Multiple runs can be specified with a space separated
list.
--bucket BUCKET The name of an S3 bucket which holds BIDS organized
data. You must have built your bucket with credentials
to the S3 bucket you wish to access.
--remote_path REMOTE_PATH
The path to the data on your S3 bucket. The data will
be downloaded to the provided bids_dir on your
machine.
--push_data flag to push derivatives back up to S3.
--dataset DATASET The name of the dataset you are perfoming QC on.
--atlas ATLAS The atlas being analyzed in QC (if you only want one).

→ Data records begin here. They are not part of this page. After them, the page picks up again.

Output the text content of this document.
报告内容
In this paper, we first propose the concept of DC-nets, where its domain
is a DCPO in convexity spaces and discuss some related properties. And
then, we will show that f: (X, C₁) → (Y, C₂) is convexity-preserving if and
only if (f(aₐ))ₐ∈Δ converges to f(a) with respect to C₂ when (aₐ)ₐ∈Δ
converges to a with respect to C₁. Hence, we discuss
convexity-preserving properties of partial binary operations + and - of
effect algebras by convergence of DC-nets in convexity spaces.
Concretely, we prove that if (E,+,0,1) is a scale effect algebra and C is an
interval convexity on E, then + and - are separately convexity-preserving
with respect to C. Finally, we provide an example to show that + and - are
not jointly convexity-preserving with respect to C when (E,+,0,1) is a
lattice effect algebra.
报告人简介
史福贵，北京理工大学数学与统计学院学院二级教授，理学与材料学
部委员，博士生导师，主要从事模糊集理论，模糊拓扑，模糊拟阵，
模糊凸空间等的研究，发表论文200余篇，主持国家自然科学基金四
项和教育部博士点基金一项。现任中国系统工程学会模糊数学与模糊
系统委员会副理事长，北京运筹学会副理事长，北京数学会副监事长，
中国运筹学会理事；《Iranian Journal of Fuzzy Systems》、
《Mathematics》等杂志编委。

--debug If False, remove any old files in the output
directory.
--sked Whether to skip eddy correction if it has already been
run.
--skreg whether or not to skip registration
--vox VOX Voxel size to use for template registrations (e.g.
default is '2mm')
-c, --clean Whether or not to delete intemediates
--mod MOD Determinstic (det) or probabilistic (prob) tracking.
Default is det.
--tt TT Tracking approach: local or particle. Default is
local.
--mf MF Diffusion model: csd or csa. Default is csd.
--sp SP Space for tractography. Default is native.
--seeds SEEDS Seeding density for tractography. Default is 20.
--modif MODIF Name of folder on s3 to push to. If empty, push to a
folder with ndmg's version number.
In order to share data between our container and the rest of our machine in Docker, we need to mount a volume. Docker does this with the -v flag. Docker expects its input formatted as: -v path/to/local/data:/path/in/container
. We’ll do this when we launch our container, as well as give it a helpful name so we can locate it later on.
To run ndmg on data
docker run -ti -v /path/to/local/data:/data neurodata/ndmg_dev /data/ /data/outputs
Pip¶
ndmg relies on FSL, Dipy, networkx, and nibabel, numpy scipy, scikit-learn, scikit-image, nilearn. You should install FSL through the instructions on their website, then follow install other Python dependencies with the following:
pip install ndmg
The only known packages which require a specific version are plotly and networkx, due to backwards-compatability breaking changes.
Installation shouldn’t take more than a few minutes, but depends on your internet connection.